Sin embargo, es triste tener que rebatir continuamente la sempiterna falacia de que el toro no sufre. El axioma del terrible sufrimiento psíquico y físico que padece cualquier mamífero, cuyo sistema nervioso complejo y su umbral de dolor es similar al de los humanos, no requeriría ni un minuto de dedicación. Sin embargo, sólo la miopía intelectual, y haberla la hay en todos los extremos ideológicos, puede afirmar que un toro no sufre hasta el tuétano cuando se le clavan banderillas en el lomo, se le ensoga hasta oprimirle, se le ponen bolas de fuego hasta dejarle, en muchas ocasiones, ciego, se le clava una lanza hasta alcanzar el pulmón para desangrarlo lentamente o le gritan energúmenos que disfrutan con su dolor y su muerte. ¿Quién puede negar, a la sazón, que son miles los toros torturados hasta morir y cientos los caballos atrozmente mutilados en el mayor tejido de crueldad jamás fomentado en un ámbito cultural? Sin duda la propaganda taurina, financiada con el dinero de los contribuyentes.
Pero no. Sacamos pecho de este ritual anacrónico y consideramos una kermés autóctona el que centenares de jóvenes corran por las calles de un pueblo, gritando cual marabunta salvaje, aplaudiendo, vitoreando, aterrorizando y torturando a un pobre animal, incapaz de discernir qué le está ocurriendo. Una villa que, incapaz de reivindicar su distinción como villa plagada de riqueza, de una belleza histórica y de una monumentalidad envidiosa, opta por seguir siendo luctuosamente famosa por esa borrachera de sangre y dolor que le acerca más a primitivas civilizaciones que a una sociedad moderna. Pero no me extraña. La delgada línea que separa el ingenio del ridículo no lo es tanto como la que discurre entre la ilustración y el provincianismo. ¿O tal vez tenía razón Antonio Machado en su famoso poema sobre el Río Duero y se refería a Tordesillas cuando decía que la ciudad indiferente o cobarde vuelve la espalda y no quiere ver en su espejo su muralla desdentada? ¿Se refería quizás a su indigencia intelectual y a su falta de sensibilidad con el que es diferente?

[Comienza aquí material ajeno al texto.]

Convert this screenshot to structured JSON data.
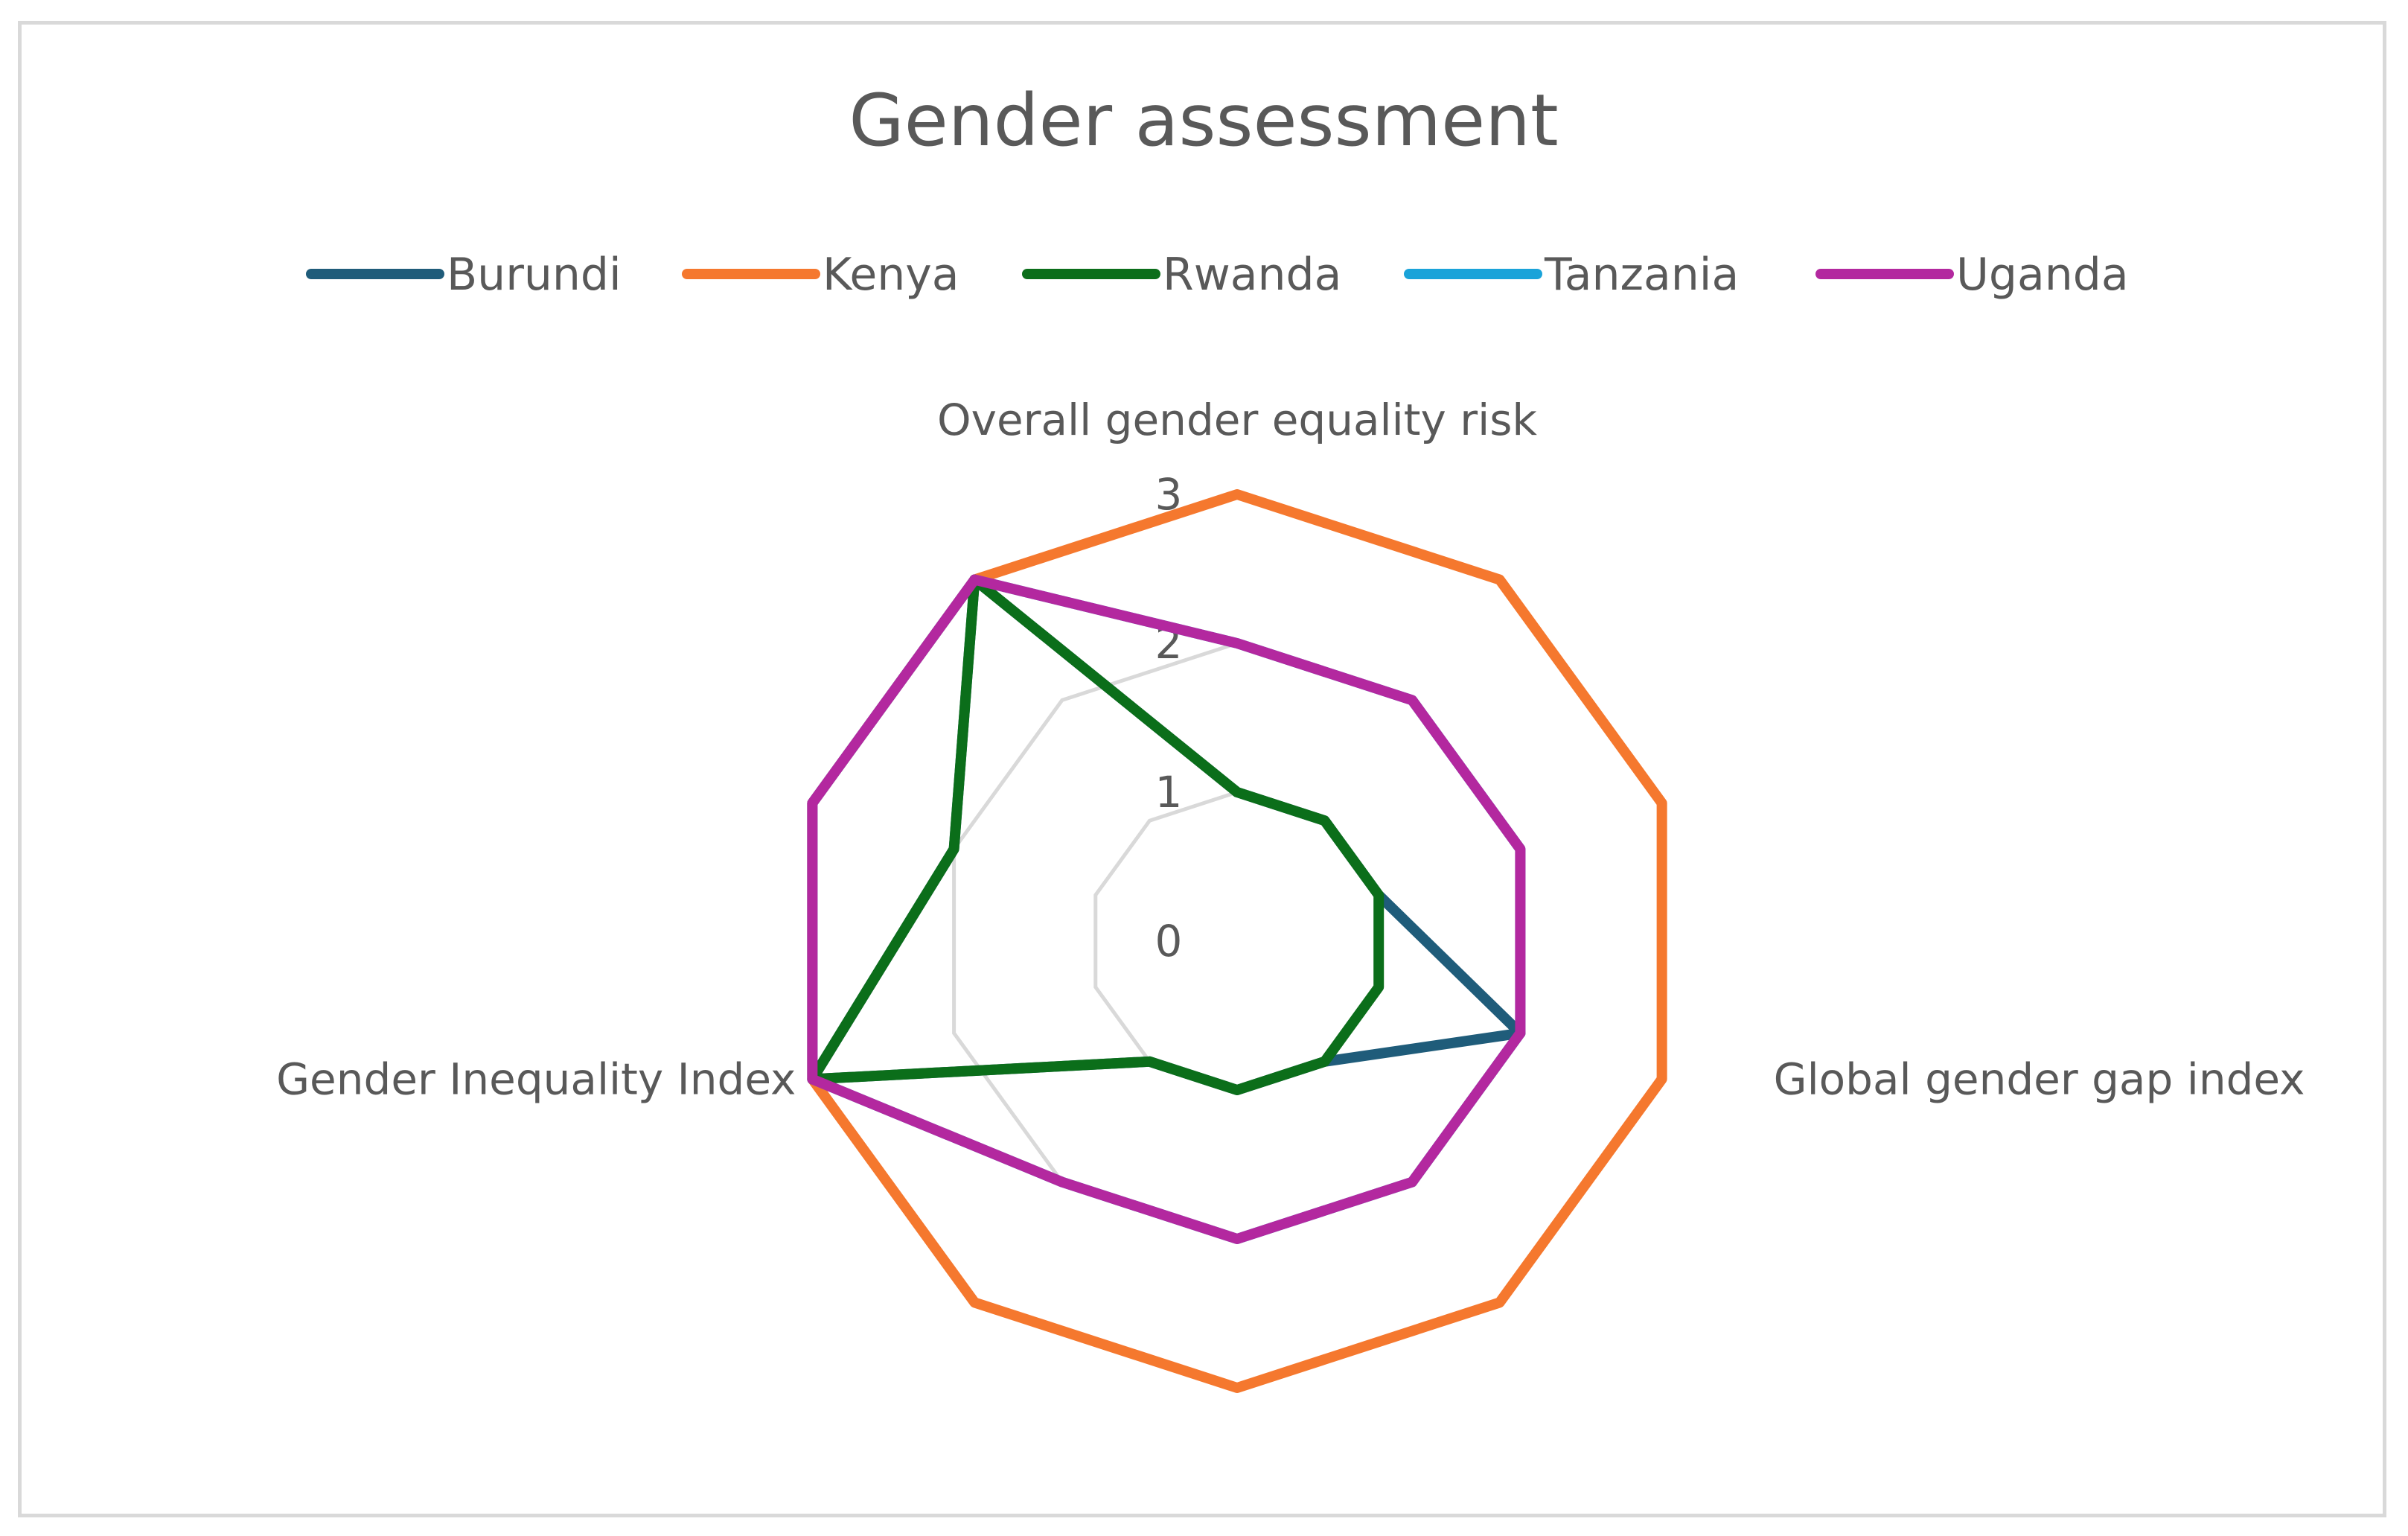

Se pueden aportar tantas razones, en esta sociedad sin razonamientos y mucho estómago, como doctores tiene la Iglesia Católica. Iglesia que, por cierto, condenó la tauromaquia, como quedó patente en la Bula De Salutis Gregis Dominici promulgada el 1 de noviembre de 1567 por Pío V. Sin embargo, con la voz ya seca de tantos argumentos y tanto grito estéril, este país sufre una espinosa patología en relación con sus costumbres taurófilas. Es como una lacra putrefacta e insalvable, una neurona cerebral del primitivismo más atroz, aquel que lleva a cierta turba a creer que tienen que triturar a un pobre toro a lanzadas para ser más hombres. Miserables con atuendo de falsa hombría. Tenía razón el premio Nobel y padre moderno de la Etología, Konrad Lorenz, cuando afirmaba haber encontrado el eslabón perdido entre los animales y el Homo Sapiens. Él no lo sabía, pero estaba pensando en Tordesillas.